I'm using HNSW for vector indexing. With pgvector we can't use HNSW indexing with more than 2000 dimension. It's a limitation of postgresql. Read this PR for more details.
Q2. HNSW vs IVFFlat
HNSW (Hierarchical Navigable Small World): Constructs a multi-level graph for faster and highly accurate approximate nearest neighbor searches, generally offering better performance than IVFFlat but using more memory.
IVFFlat (Inverted File with Flat Compression): Partitions the vector space into clusters and only searches the most relevant clusters, trading some accuracy for speed.
HNSW is comparatively faster than IVFFlat.
Q3. Which embedding should I use?
Visit MTEB Leaderboard and choose one according to your hardware.
Don't forget to update
EMBEDDING_DIMENSIONin.envandvector(N)indb/schema.sql, then runmake db-reset.
Q4. Why use a reranker?
Reranking significantly improves search quality. The two-stage approach:
- Semantic Search: Fast vector similarity retrieves 20 candidates
- Reranking: Qwen3-Reranker-0.6B analyzes query-document pairs for better relevance scoring
This gives you speed (from vector search) + accuracy (from reranking).

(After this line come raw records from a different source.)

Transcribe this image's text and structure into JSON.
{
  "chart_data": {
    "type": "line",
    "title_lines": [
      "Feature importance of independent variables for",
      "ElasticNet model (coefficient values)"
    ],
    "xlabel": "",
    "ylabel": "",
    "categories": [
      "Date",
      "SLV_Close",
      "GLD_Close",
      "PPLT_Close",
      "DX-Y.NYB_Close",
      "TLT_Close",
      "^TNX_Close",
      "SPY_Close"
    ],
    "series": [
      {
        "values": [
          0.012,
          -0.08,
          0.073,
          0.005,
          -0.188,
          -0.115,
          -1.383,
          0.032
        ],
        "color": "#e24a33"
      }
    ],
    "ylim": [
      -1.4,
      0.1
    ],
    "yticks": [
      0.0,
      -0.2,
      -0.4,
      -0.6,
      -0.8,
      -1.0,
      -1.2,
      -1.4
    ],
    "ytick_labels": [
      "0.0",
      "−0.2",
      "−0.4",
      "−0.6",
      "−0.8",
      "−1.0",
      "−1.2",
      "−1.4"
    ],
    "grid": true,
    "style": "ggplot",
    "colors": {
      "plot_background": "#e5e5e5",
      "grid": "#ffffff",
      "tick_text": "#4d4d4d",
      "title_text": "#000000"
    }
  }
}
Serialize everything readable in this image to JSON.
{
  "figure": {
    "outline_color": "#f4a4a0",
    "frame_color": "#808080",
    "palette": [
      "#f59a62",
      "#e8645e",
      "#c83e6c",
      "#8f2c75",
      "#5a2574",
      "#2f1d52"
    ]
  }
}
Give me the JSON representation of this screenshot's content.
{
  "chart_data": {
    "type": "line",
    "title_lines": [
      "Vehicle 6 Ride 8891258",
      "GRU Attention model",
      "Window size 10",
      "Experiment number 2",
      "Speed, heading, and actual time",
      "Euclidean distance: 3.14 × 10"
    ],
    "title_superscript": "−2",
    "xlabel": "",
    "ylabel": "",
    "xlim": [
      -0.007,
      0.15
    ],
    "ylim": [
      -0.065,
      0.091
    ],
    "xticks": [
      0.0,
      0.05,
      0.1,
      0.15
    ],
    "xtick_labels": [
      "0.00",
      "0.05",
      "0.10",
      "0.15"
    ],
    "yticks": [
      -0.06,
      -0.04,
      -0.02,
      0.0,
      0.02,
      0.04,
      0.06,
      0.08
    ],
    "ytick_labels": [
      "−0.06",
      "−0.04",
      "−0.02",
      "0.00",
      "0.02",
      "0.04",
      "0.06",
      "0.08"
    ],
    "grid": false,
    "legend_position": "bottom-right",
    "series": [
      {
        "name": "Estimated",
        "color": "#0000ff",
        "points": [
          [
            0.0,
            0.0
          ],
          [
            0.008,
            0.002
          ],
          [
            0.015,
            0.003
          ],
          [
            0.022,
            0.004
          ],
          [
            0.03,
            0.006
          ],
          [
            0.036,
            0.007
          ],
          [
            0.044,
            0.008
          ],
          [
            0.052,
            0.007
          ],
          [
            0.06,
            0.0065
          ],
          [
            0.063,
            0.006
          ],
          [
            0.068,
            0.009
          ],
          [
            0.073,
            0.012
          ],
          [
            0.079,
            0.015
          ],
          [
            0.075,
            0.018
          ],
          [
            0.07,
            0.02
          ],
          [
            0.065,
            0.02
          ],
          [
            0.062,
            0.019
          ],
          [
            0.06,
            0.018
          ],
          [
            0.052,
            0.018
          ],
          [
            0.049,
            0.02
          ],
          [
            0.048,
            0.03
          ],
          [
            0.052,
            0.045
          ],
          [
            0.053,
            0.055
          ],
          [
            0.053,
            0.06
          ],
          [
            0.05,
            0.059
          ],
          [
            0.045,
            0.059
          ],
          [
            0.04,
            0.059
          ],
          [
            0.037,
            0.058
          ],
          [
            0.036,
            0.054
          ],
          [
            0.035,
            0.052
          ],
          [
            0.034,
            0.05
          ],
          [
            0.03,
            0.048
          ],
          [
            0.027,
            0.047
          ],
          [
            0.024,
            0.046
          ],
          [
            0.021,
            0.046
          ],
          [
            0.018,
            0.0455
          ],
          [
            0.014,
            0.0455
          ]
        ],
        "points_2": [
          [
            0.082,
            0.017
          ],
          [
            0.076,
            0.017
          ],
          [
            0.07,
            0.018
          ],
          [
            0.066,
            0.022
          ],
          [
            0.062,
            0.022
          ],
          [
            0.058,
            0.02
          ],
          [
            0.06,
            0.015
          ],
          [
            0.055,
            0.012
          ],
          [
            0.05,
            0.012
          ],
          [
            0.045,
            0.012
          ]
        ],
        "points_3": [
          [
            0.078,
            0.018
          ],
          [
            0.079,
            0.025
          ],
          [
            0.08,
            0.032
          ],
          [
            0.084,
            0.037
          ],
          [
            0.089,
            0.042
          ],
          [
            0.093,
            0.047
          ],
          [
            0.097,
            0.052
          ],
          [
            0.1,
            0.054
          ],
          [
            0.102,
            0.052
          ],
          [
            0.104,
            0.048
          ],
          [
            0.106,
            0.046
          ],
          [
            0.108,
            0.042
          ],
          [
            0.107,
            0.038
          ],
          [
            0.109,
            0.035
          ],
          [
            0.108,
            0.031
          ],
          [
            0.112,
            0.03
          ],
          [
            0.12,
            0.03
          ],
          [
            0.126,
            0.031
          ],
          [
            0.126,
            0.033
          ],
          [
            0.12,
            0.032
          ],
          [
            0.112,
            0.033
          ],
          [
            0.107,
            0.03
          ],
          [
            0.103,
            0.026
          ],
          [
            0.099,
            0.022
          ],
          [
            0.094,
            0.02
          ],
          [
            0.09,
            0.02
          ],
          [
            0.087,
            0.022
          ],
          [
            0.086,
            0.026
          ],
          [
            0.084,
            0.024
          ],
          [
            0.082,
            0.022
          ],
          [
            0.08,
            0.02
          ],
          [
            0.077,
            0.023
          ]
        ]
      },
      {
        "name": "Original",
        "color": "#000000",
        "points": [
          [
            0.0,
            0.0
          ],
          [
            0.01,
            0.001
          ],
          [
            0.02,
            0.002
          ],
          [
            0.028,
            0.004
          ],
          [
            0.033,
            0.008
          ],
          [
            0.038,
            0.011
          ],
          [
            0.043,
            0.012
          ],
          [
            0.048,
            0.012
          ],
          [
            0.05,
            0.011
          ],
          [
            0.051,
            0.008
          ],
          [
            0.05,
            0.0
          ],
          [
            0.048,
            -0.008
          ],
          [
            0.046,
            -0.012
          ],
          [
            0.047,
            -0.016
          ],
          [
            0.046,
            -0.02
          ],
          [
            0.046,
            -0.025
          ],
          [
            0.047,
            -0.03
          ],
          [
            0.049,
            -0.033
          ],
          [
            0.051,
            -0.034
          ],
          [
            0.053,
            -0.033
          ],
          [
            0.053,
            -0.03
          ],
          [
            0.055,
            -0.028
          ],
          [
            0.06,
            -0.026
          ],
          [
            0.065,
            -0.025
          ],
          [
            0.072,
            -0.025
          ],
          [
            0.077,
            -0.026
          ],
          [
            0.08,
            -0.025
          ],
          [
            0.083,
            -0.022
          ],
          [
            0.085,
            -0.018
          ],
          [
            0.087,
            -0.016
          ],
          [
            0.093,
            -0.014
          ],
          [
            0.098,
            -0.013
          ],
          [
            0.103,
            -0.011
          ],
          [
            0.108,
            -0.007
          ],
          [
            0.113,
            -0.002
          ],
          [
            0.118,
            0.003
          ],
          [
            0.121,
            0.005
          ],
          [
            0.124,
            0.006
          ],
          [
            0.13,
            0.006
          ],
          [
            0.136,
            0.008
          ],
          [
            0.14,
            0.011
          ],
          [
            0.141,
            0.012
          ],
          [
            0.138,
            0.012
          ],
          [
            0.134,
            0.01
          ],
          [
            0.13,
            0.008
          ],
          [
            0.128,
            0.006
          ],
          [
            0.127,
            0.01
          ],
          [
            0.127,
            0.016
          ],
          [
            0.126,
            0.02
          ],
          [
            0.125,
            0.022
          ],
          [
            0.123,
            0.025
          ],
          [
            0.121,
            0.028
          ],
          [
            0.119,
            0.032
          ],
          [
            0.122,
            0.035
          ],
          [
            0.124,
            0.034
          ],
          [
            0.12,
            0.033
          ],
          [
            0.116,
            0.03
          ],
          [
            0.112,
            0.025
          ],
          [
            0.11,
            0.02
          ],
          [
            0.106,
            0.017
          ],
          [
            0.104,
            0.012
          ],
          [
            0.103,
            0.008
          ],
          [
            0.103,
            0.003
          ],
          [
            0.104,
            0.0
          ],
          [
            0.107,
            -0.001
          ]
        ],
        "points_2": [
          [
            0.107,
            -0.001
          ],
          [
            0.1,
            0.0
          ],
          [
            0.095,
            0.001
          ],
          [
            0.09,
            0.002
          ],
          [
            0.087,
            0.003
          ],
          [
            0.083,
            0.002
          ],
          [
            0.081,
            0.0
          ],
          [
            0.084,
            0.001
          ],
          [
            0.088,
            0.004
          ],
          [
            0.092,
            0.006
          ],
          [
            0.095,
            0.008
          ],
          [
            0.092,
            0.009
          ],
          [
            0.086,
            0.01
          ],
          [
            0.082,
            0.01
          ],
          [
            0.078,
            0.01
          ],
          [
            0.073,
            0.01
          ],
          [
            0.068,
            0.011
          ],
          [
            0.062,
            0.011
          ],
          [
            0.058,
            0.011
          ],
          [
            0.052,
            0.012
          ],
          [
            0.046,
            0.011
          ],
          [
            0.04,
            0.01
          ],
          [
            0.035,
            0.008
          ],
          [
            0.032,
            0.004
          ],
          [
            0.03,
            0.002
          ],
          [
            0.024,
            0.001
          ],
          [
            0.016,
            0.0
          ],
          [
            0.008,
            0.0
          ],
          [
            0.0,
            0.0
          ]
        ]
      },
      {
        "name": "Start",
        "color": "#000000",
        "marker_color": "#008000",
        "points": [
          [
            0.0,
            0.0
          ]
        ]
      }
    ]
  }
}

Q5. Which reranker should I use?
Qwen3-Reranker-0.6B is a great lightweight option. For other choices, check the MTEB Retrieval Leaderboard. Note: llama.cpp only supports models with reranking capability.
Q6. Do I need separate servers for embedding and reranking?
Yes, since llama.cpp runs one model per server. Run them on different ports (8080 for embedding, 8081 for reranker). You can use llama-swap if you want to optimize memory by swapping models dynamically.